The general conclusions were that crises were very costly to countries in terms of output loss and economic dislocation; crises were typically "twin" or even "triple" crises, affecting the currency, debt, and banking; and countries recovered fairly quickly once the debt was restructured. The restructurings themselves were found to be reasonably quick and with high participation rates in almost every case.

The size of investor losses—that is, the "haircut"—was estimated to vary from zero to as high as 75 percent in some of the crises. These haircuts notwithstanding, investors have enjoyed much higher returns on emerging market debt since 1990 than the historical average.

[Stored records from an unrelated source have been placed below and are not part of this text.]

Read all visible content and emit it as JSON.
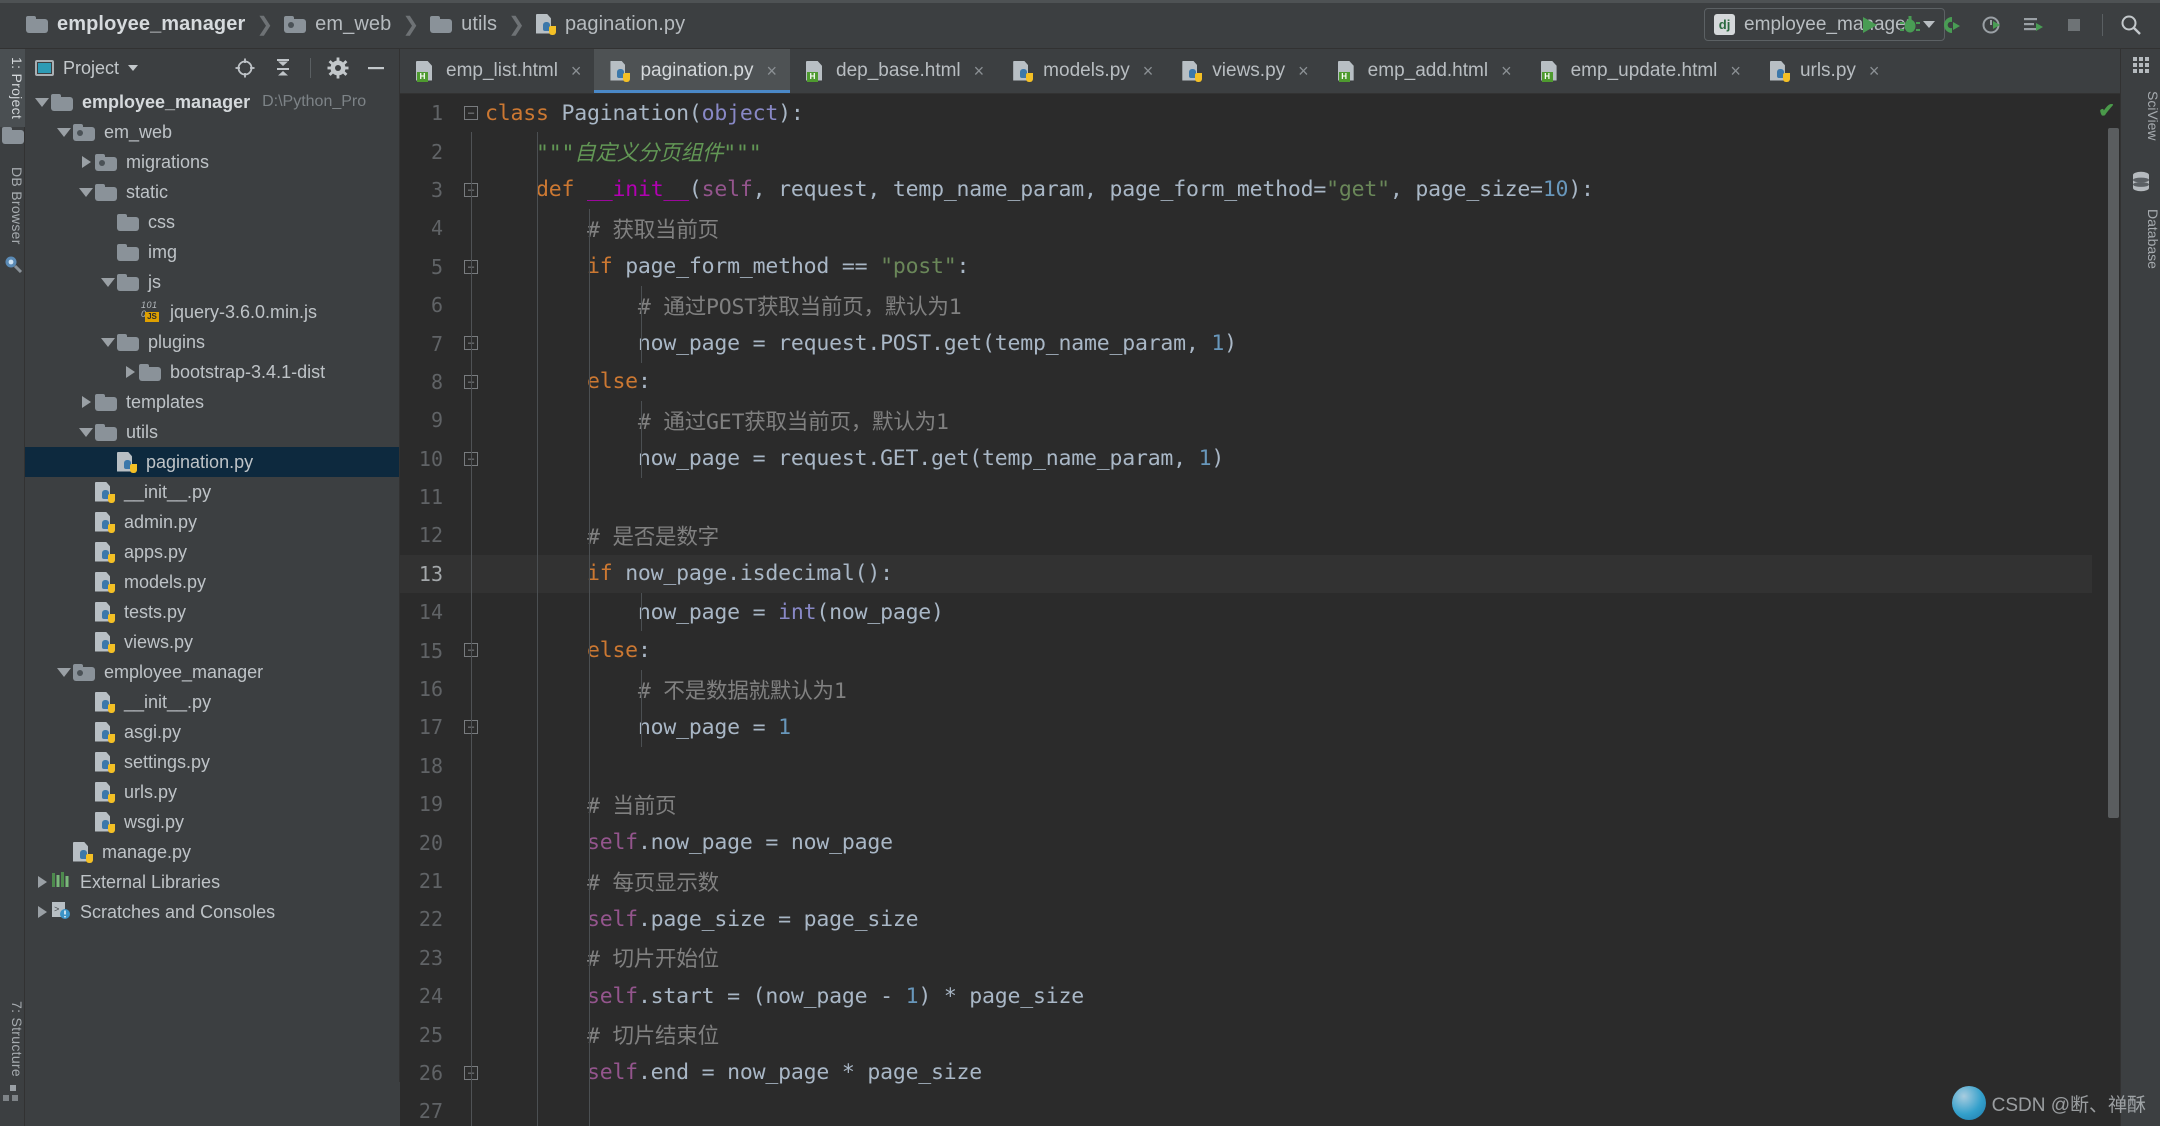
{
  "breadcrumb": {
    "items": [
      {
        "label": "employee_manager",
        "icon": "folder-icon"
      },
      {
        "label": "em_web",
        "icon": "module-folder-icon"
      },
      {
        "label": "utils",
        "icon": "folder-icon"
      },
      {
        "label": "pagination.py",
        "icon": "python-file-icon"
      }
    ],
    "separator": "❯"
  },
  "toolbar": {
    "run_config": {
      "badge": "dj",
      "name": "employee_manager",
      "dropdown": "▼"
    },
    "buttons": [
      {
        "name": "run-button",
        "glyph": "run"
      },
      {
        "name": "debug-button",
        "glyph": "debug"
      },
      {
        "name": "run-coverage-button",
        "glyph": "coverage"
      },
      {
        "name": "profile-button",
        "glyph": "profile"
      },
      {
        "name": "run-with-console-button",
        "glyph": "console"
      },
      {
        "name": "stop-button",
        "glyph": "stop"
      },
      {
        "name": "search-everywhere-button",
        "glyph": "search"
      }
    ]
  },
  "left_rail": {
    "top": [
      {
        "label": "1: Project",
        "active": true,
        "icon": "folder-icon"
      }
    ],
    "second": [
      {
        "label": "DB Browser",
        "active": false,
        "icon": "db-browser-icon"
      }
    ],
    "bottom": [
      {
        "label": "7: Structure",
        "active": false,
        "icon": "structure-icon"
      }
    ]
  },
  "right_rail": {
    "items": [
      {
        "label": "SciView",
        "icon": "grid-icon"
      },
      {
        "label": "Database",
        "icon": "database-icon"
      }
    ]
  },
  "project_panel": {
    "title": "Project",
    "dropdown": "▼",
    "tools": [
      {
        "name": "select-opened-file-icon",
        "glyph": "target"
      },
      {
        "name": "collapse-all-icon",
        "glyph": "collapse"
      },
      {
        "name": "settings-gear-icon",
        "glyph": "gear"
      },
      {
        "name": "hide-panel-icon",
        "glyph": "minus"
      }
    ],
    "tree": [
      {
        "label": "employee_manager",
        "path": "D:\\Python_Pro",
        "indent": 0,
        "twisty": "down",
        "icon": "folder-icon",
        "bold": true,
        "selected": false
      },
      {
        "label": "em_web",
        "path": "",
        "indent": 1,
        "twisty": "down",
        "icon": "module-folder-icon",
        "bold": false,
        "selected": false
      },
      {
        "label": "migrations",
        "path": "",
        "indent": 2,
        "twisty": "right",
        "icon": "module-folder-icon",
        "bold": false,
        "selected": false
      },
      {
        "label": "static",
        "path": "",
        "indent": 2,
        "twisty": "down",
        "icon": "folder-icon",
        "bold": false,
        "selected": false
      },
      {
        "label": "css",
        "path": "",
        "indent": 3,
        "twisty": "none",
        "icon": "folder-icon",
        "bold": false,
        "selected": false
      },
      {
        "label": "img",
        "path": "",
        "indent": 3,
        "twisty": "none",
        "icon": "folder-icon",
        "bold": false,
        "selected": false
      },
      {
        "label": "js",
        "path": "",
        "indent": 3,
        "twisty": "down",
        "icon": "folder-icon",
        "bold": false,
        "selected": false
      },
      {
        "label": "jquery-3.6.0.min.js",
        "path": "",
        "indent": 4,
        "twisty": "none",
        "icon": "js-file-icon",
        "bold": false,
        "selected": false
      },
      {
        "label": "plugins",
        "path": "",
        "indent": 3,
        "twisty": "down",
        "icon": "folder-icon",
        "bold": false,
        "selected": false
      },
      {
        "label": "bootstrap-3.4.1-dist",
        "path": "",
        "indent": 4,
        "twisty": "right",
        "icon": "folder-icon",
        "bold": false,
        "selected": false
      },
      {
        "label": "templates",
        "path": "",
        "indent": 2,
        "twisty": "right",
        "icon": "folder-icon",
        "bold": false,
        "selected": false
      },
      {
        "label": "utils",
        "path": "",
        "indent": 2,
        "twisty": "down",
        "icon": "folder-icon",
        "bold": false,
        "selected": false
      },
      {
        "label": "pagination.py",
        "path": "",
        "indent": 3,
        "twisty": "none",
        "icon": "python-file-icon",
        "bold": false,
        "selected": true
      },
      {
        "label": "__init__.py",
        "path": "",
        "indent": 2,
        "twisty": "none",
        "icon": "python-file-icon",
        "bold": false,
        "selected": false
      },
      {
        "label": "admin.py",
        "path": "",
        "indent": 2,
        "twisty": "none",
        "icon": "python-file-icon",
        "bold": false,
        "selected": false
      },
      {
        "label": "apps.py",
        "path": "",
        "indent": 2,
        "twisty": "none",
        "icon": "python-file-icon",
        "bold": false,
        "selected": false
      },
      {
        "label": "models.py",
        "path": "",
        "indent": 2,
        "twisty": "none",
        "icon": "python-file-icon",
        "bold": false,
        "selected": false
      },
      {
        "label": "tests.py",
        "path": "",
        "indent": 2,
        "twisty": "none",
        "icon": "python-file-icon",
        "bold": false,
        "selected": false
      },
      {
        "label": "views.py",
        "path": "",
        "indent": 2,
        "twisty": "none",
        "icon": "python-file-icon",
        "bold": false,
        "selected": false
      },
      {
        "label": "employee_manager",
        "path": "",
        "indent": 1,
        "twisty": "down",
        "icon": "module-folder-icon",
        "bold": false,
        "selected": false
      },
      {
        "label": "__init__.py",
        "path": "",
        "indent": 2,
        "twisty": "none",
        "icon": "python-file-icon",
        "bold": false,
        "selected": false
      },
      {
        "label": "asgi.py",
        "path": "",
        "indent": 2,
        "twisty": "none",
        "icon": "python-file-icon",
        "bold": false,
        "selected": false
      },
      {
        "label": "settings.py",
        "path": "",
        "indent": 2,
        "twisty": "none",
        "icon": "python-file-icon",
        "bold": false,
        "selected": false
      },
      {
        "label": "urls.py",
        "path": "",
        "indent": 2,
        "twisty": "none",
        "icon": "python-file-icon",
        "bold": false,
        "selected": false
      },
      {
        "label": "wsgi.py",
        "path": "",
        "indent": 2,
        "twisty": "none",
        "icon": "python-file-icon",
        "bold": false,
        "selected": false
      },
      {
        "label": "manage.py",
        "path": "",
        "indent": 1,
        "twisty": "none",
        "icon": "python-file-icon",
        "bold": false,
        "selected": false
      },
      {
        "label": "External Libraries",
        "path": "",
        "indent": 0,
        "twisty": "right",
        "icon": "libraries-icon",
        "bold": false,
        "selected": false
      },
      {
        "label": "Scratches and Consoles",
        "path": "",
        "indent": 0,
        "twisty": "right",
        "icon": "scratches-icon",
        "bold": false,
        "selected": false
      }
    ]
  },
  "editor": {
    "tabs": [
      {
        "label": "emp_list.html",
        "icon": "html-file-icon",
        "active": false,
        "close": "×"
      },
      {
        "label": "pagination.py",
        "icon": "python-file-icon",
        "active": true,
        "close": "×"
      },
      {
        "label": "dep_base.html",
        "icon": "html-file-icon",
        "active": false,
        "close": "×"
      },
      {
        "label": "models.py",
        "icon": "python-file-icon",
        "active": false,
        "close": "×"
      },
      {
        "label": "views.py",
        "icon": "python-file-icon",
        "active": false,
        "close": "×"
      },
      {
        "label": "emp_add.html",
        "icon": "html-file-icon",
        "active": false,
        "close": "×"
      },
      {
        "label": "emp_update.html",
        "icon": "html-file-icon",
        "active": false,
        "close": "×"
      },
      {
        "label": "urls.py",
        "icon": "python-file-icon",
        "active": false,
        "close": "×"
      }
    ],
    "current_line": 13,
    "inspection_status": "ok",
    "code_lines": [
      {
        "n": 1,
        "fold": "minus",
        "indent": 0,
        "tokens": [
          {
            "t": "class ",
            "c": "kw"
          },
          {
            "t": "Pagination",
            "c": "cls"
          },
          {
            "t": "(",
            "c": "punc"
          },
          {
            "t": "object",
            "c": "bi"
          },
          {
            "t": "):",
            "c": "punc"
          }
        ]
      },
      {
        "n": 2,
        "fold": "",
        "indent": 1,
        "tokens": [
          {
            "t": "    \"\"\"自定义分页组件\"\"\"",
            "c": "doc"
          }
        ]
      },
      {
        "n": 3,
        "fold": "minus",
        "indent": 1,
        "tokens": [
          {
            "t": "    ",
            "c": "punc"
          },
          {
            "t": "def ",
            "c": "kw"
          },
          {
            "t": "__init__",
            "c": "magic"
          },
          {
            "t": "(",
            "c": "punc"
          },
          {
            "t": "self",
            "c": "self"
          },
          {
            "t": ", request, temp_name_param, page_form_method=",
            "c": "punc"
          },
          {
            "t": "\"get\"",
            "c": "str"
          },
          {
            "t": ", page_size=",
            "c": "punc"
          },
          {
            "t": "10",
            "c": "num"
          },
          {
            "t": "):",
            "c": "punc"
          }
        ]
      },
      {
        "n": 4,
        "fold": "",
        "indent": 2,
        "tokens": [
          {
            "t": "        # 获取当前页",
            "c": "cmt"
          }
        ]
      },
      {
        "n": 5,
        "fold": "minus",
        "indent": 2,
        "tokens": [
          {
            "t": "        ",
            "c": "punc"
          },
          {
            "t": "if ",
            "c": "kw"
          },
          {
            "t": "page_form_method == ",
            "c": "punc"
          },
          {
            "t": "\"post\"",
            "c": "str"
          },
          {
            "t": ":",
            "c": "punc"
          }
        ]
      },
      {
        "n": 6,
        "fold": "",
        "indent": 3,
        "tokens": [
          {
            "t": "            # 通过POST获取当前页，默认为1",
            "c": "cmt"
          }
        ]
      },
      {
        "n": 7,
        "fold": "up",
        "indent": 3,
        "tokens": [
          {
            "t": "            now_page = request.POST.get(temp_name_param, ",
            "c": "punc"
          },
          {
            "t": "1",
            "c": "num"
          },
          {
            "t": ")",
            "c": "punc"
          }
        ]
      },
      {
        "n": 8,
        "fold": "minus",
        "indent": 2,
        "tokens": [
          {
            "t": "        ",
            "c": "punc"
          },
          {
            "t": "else",
            "c": "kw"
          },
          {
            "t": ":",
            "c": "punc"
          }
        ]
      },
      {
        "n": 9,
        "fold": "",
        "indent": 3,
        "tokens": [
          {
            "t": "            # 通过GET获取当前页，默认为1",
            "c": "cmt"
          }
        ]
      },
      {
        "n": 10,
        "fold": "up",
        "indent": 3,
        "tokens": [
          {
            "t": "            now_page = request.GET.get(temp_name_param, ",
            "c": "punc"
          },
          {
            "t": "1",
            "c": "num"
          },
          {
            "t": ")",
            "c": "punc"
          }
        ]
      },
      {
        "n": 11,
        "fold": "",
        "indent": 2,
        "tokens": []
      },
      {
        "n": 12,
        "fold": "",
        "indent": 2,
        "tokens": [
          {
            "t": "        # 是否是数字",
            "c": "cmt"
          }
        ]
      },
      {
        "n": 13,
        "fold": "",
        "indent": 2,
        "tokens": [
          {
            "t": "        ",
            "c": "punc"
          },
          {
            "t": "if ",
            "c": "kw"
          },
          {
            "t": "now_page.isdecimal():",
            "c": "punc"
          }
        ]
      },
      {
        "n": 14,
        "fold": "",
        "indent": 3,
        "tokens": [
          {
            "t": "            now_page = ",
            "c": "punc"
          },
          {
            "t": "int",
            "c": "bi"
          },
          {
            "t": "(now_page)",
            "c": "punc"
          }
        ]
      },
      {
        "n": 15,
        "fold": "minus",
        "indent": 2,
        "tokens": [
          {
            "t": "        ",
            "c": "punc"
          },
          {
            "t": "else",
            "c": "kw"
          },
          {
            "t": ":",
            "c": "punc"
          }
        ]
      },
      {
        "n": 16,
        "fold": "",
        "indent": 3,
        "tokens": [
          {
            "t": "            # 不是数据就默认为1",
            "c": "cmt"
          }
        ]
      },
      {
        "n": 17,
        "fold": "up",
        "indent": 3,
        "tokens": [
          {
            "t": "            now_page = ",
            "c": "punc"
          },
          {
            "t": "1",
            "c": "num"
          }
        ]
      },
      {
        "n": 18,
        "fold": "",
        "indent": 2,
        "tokens": []
      },
      {
        "n": 19,
        "fold": "",
        "indent": 2,
        "tokens": [
          {
            "t": "        # 当前页",
            "c": "cmt"
          }
        ]
      },
      {
        "n": 20,
        "fold": "",
        "indent": 2,
        "tokens": [
          {
            "t": "        ",
            "c": "punc"
          },
          {
            "t": "self",
            "c": "self"
          },
          {
            "t": ".now_page = now_page",
            "c": "punc"
          }
        ]
      },
      {
        "n": 21,
        "fold": "",
        "indent": 2,
        "tokens": [
          {
            "t": "        # 每页显示数",
            "c": "cmt"
          }
        ]
      },
      {
        "n": 22,
        "fold": "",
        "indent": 2,
        "tokens": [
          {
            "t": "        ",
            "c": "punc"
          },
          {
            "t": "self",
            "c": "self"
          },
          {
            "t": ".page_size = page_size",
            "c": "punc"
          }
        ]
      },
      {
        "n": 23,
        "fold": "",
        "indent": 2,
        "tokens": [
          {
            "t": "        # 切片开始位",
            "c": "cmt"
          }
        ]
      },
      {
        "n": 24,
        "fold": "",
        "indent": 2,
        "tokens": [
          {
            "t": "        ",
            "c": "punc"
          },
          {
            "t": "self",
            "c": "self"
          },
          {
            "t": ".start = (now_page - ",
            "c": "punc"
          },
          {
            "t": "1",
            "c": "num"
          },
          {
            "t": ") * page_size",
            "c": "punc"
          }
        ]
      },
      {
        "n": 25,
        "fold": "",
        "indent": 2,
        "tokens": [
          {
            "t": "        # 切片结束位",
            "c": "cmt"
          }
        ]
      },
      {
        "n": 26,
        "fold": "up",
        "indent": 2,
        "tokens": [
          {
            "t": "        ",
            "c": "punc"
          },
          {
            "t": "self",
            "c": "self"
          },
          {
            "t": ".end = now_page * page_size",
            "c": "punc"
          }
        ]
      },
      {
        "n": 27,
        "fold": "",
        "indent": 2,
        "tokens": []
      }
    ]
  },
  "watermark": {
    "text": "CSDN @断、禅酥"
  },
  "colors": {
    "background": "#3c3f41",
    "editor_background": "#2b2b2b",
    "selection": "#0d293e",
    "accent": "#4a88c7",
    "run_green": "#499c54",
    "keyword": "#cc7832",
    "string": "#6a8759",
    "number": "#6897bb",
    "comment": "#808080",
    "docstring": "#629755",
    "self": "#94558d",
    "builtin": "#8888c6",
    "magic_method": "#b200b2"
  }
}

The book shows that, contrary to expectations, the shift from syndicated loans to bonds (increasingly, investors are the creditors, and they typically have less enduring business relations with the country) has not slowed debt restructuring; nor has it reduced participation rates or made it necessary for countries to restructure again. Also, in recent years, a number of countries have restructured their debt without going into arrears, a good sign for the prevention of deeper crises.

Took kit

The book also outlines a comprehensive "tool kit" for the analysis of debt problems: it discusses the main solvency and liquidity indicators and shows how to carry out debt dynamics decompositions and debt sustainability analyses, how to estimate recovery values, and how to assess the financial impact of default.

In a roundtable discussion, experts from the Brookings Institution, the Peterson Institute for International Economics, the private sector, and the International Institute of Finance praised the book, calling it an essential reference work for understanding the crises of the 1990s. William R. Cline of the Peterson Institute also lauded the book but said he wished it had "graded countries on how they handled crises" and been more candid in stating that some countries had "handled the crisis very poorly."

Crisis preparation

IMF First Deputy Managing Director John Lipsky described the book as "a very useful compendium" of the experience of sovereign debt crises of the past decade. He noted the book's "great discussion" of what domestic policymakers have achieved and of how work on the international financial architecture had made the global financial world a safer place. He noted, however, that much more remained to be done.

Sturzenegger and Zettelmeyer discussed some of the newer proposals for crisis prevention and resolution. They put forward the notion of "crisis preparation," partly through the use of "fire walls"—policies that make it more difficult for a crisis in one sector to spread to another. Forum discussant Brad Setser of Roubini Global Economics thought that the idea of crisis preparation held promise.